Sam Thompson COMMUNION TOWNNovels depicting cities tend towards prolixity – Edward Rutherfurd’s doorstop volumes are intimidating me from the Riverside shelves as I write this – but Sam Thompson’s debut is a perfectly formed narrative that relies on its idiosyncratic characters: you wander the streets in their shoes rather than having to swallow endless descriptions of historical buildings and byways. Thompson’s unnamed, imaginary city (Communion Town is just one of its districts) leaves you both mystified and awestruck over the course of 10 ‘chapters’; it’s not really a novel, though it did make the Man Booker Prize longlist, presumably because the writing was just too good to ignore.

There are loosely connected stories of odd couples, unequal friendships and isolated workers whose frailties are exposed by the city’s indifference. Communion Town is speculative rather than realist fiction and there’s a haunting, recurring image of the flâneur that lends a dream-like quality to the prose. Thompson’s trump card is his magpie approach to genre including Chandler-esque detective fiction, a Sherlock Holmes style adventure with a metaphysical twist, and the sort of visionary horror that Arthur Machen employed to turn London into a sinister dreamscape. Communion Town is a book that will benefit from repeated readings: each time you pick it up, the imaginary streets will feel as alive with possibility and strangeness as our own metropolis.

February 18, 2013

The Corn Maiden and Other Nightmares: Joyce Carol Oates

by Andre

Joyce Carol Oates THE CORN MAIDEN AND OTHER NIGHTMARESWith a 50-year career that takes in novels, short stories, young adult fiction, poetry, reviews, and edited anthologies as well as book-length memoirs and essays ranging from widowhood to boxing, keeping up with the astonishing literary output of Joyce Carol Oates is a job of work. But it’s an occupation that never feels like a chore, such is the emotional pull of her prose and the thrilling sense of dread in her stories.

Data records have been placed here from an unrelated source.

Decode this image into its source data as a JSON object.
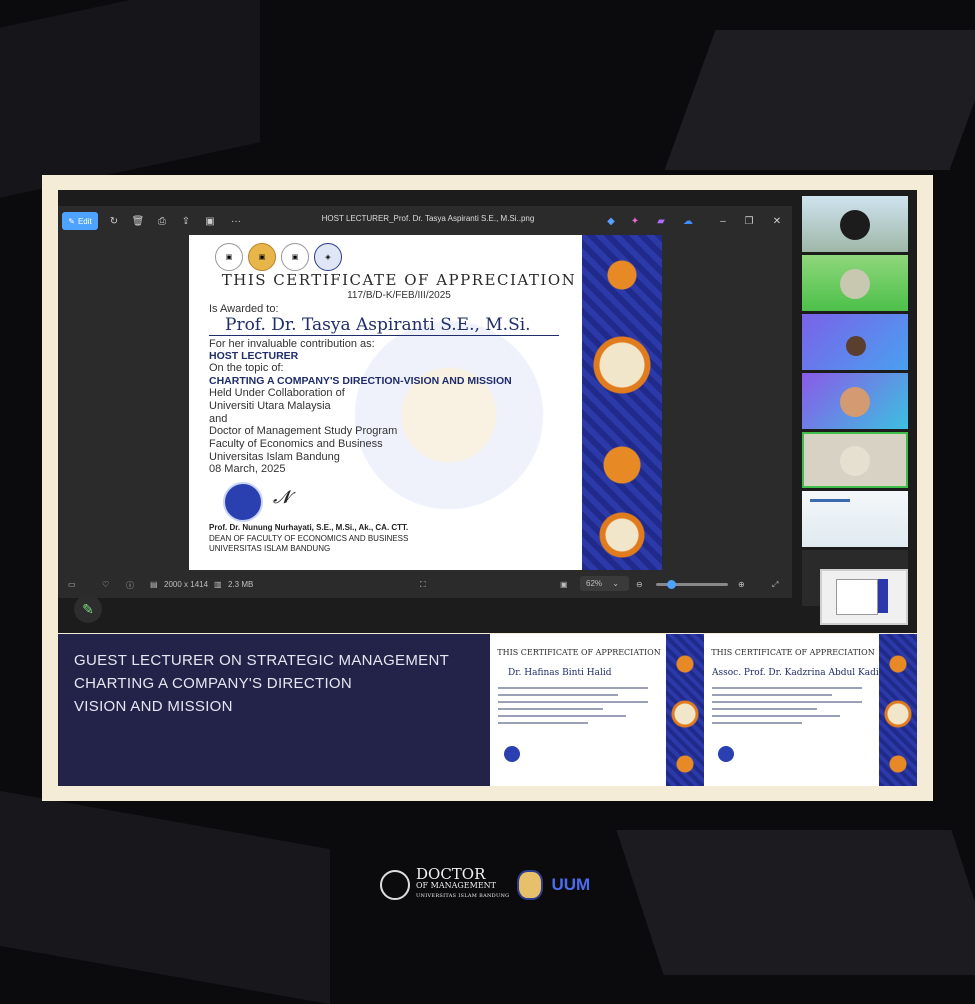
{
  "window": {
    "title": "HOST LECTURER_Prof. Dr. Tasya Aspiranti S.E., M.Si..png",
    "edit_label": "Edit",
    "dots_label": "···",
    "min_label": "–",
    "max_label": "❐",
    "close_label": "✕"
  },
  "certificate": {
    "title": "THIS CERTIFICATE OF APPRECIATION",
    "number": "117/B/D-K/FEB/III/2025",
    "awarded_to": "Is Awarded to:",
    "recipient": "Prof. Dr. Tasya Aspiranti S.E., M.Si.",
    "contribution": "For her invaluable contribution as:",
    "role": "HOST LECTURER",
    "topic_intro": "On the topic of:",
    "topic": "CHARTING A COMPANY'S DIRECTION-VISION AND MISSION",
    "held_under": "Held Under Collaboration of",
    "uni1": "Universiti Utara Malaysia",
    "and": "and",
    "program": "Doctor of Management Study Program",
    "faculty": "Faculty of Economics and Business",
    "uni2": "Universitas Islam Bandung",
    "date": "08 March, 2025",
    "signatory": "Prof. Dr. Nunung Nurhayati, S.E., M.Si., Ak., CA. CTT.",
    "signatory_title": "DEAN OF FACULTY OF ECONOMICS AND BUSINESS",
    "signatory_org": "UNIVERSITAS ISLAM BANDUNG"
  },
  "statusbar": {
    "dimensions": "2000 x 1414",
    "filesize": "2.3 MB",
    "zoom": "62%",
    "zoom_fraction": 0.15
  },
  "banner": {
    "line1": "GUEST LECTURER ON STRATEGIC MANAGEMENT",
    "line2": "CHARTING A COMPANY'S DIRECTION",
    "line3": "VISION AND MISSION"
  },
  "mini_certs": [
    {
      "title": "THIS CERTIFICATE OF APPRECIATION",
      "recipient": "Dr. Hafinas Binti Halid"
    },
    {
      "title": "THIS CERTIFICATE OF APPRECIATION",
      "recipient": "Assoc. Prof. Dr. Kadzrina Abdul Kadir"
    }
  ],
  "footer": {
    "doctor": "DOCTOR",
    "of_management": "OF MANAGEMENT",
    "subtitle": "UNIVERSITAS ISLAM BANDUNG",
    "uum": "UUM"
  },
  "colors": {
    "accent": "#4da3ff",
    "banner": "#23234a",
    "frame": "#f5ecd8",
    "active_speaker": "#3fbf4a"
  }
}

Her latest collection – though another one will probably turn up any minute – is lyrical, elegant and shocking in a way you might not anticipate from such an admired woman of letters. The novella that gives the book its title is the case of a missing girl told from multiple perspectives in which Oates adroitly pairs adult emotions of guilt, regret and loss with an adolescent rage that threatens to explode into ritual killing. There’s also a brace of tales about evil twins, a devastating story about a jealous sibling and a breathless account of a plastic surgeon losing his grip – literally – that’s just plain nasty. Edgar Allan Poe is clearly a lifelong influence on Oates’s intricate, intoxicating horror. Once you wander in, the temptation to lose yourself in her literary backlist may be hard to resist.

January 1, 2013

HHhH: Laurent Binet

by Stuart

Now in paperback – £8.99

Laurent Binet’s debut was one of the hottest books of 2012. A genre-bending piece of ‘fictionless’ historical fiction, it’s a novel about mind-bendingly chilling facts: those surrounding the awe-inspiring story of the 1942 assassination of Gestapo honcho Reinhard ‘The Blonde Beast’ Heydrich. On the first page Binet claims that Heydrich’s British-trained Czech assassins are “the authors of one of the greatest acts of resistance in human history, and without doubt the greatest of the Second World War.” By the last page you’ll be in total and permanent agreement. Obsessed with the past but gleaming with radical innovation, HHhH is urgent and new and terrifying and beautiful and pretty much the best thing that’s happened in literary fiction for ages.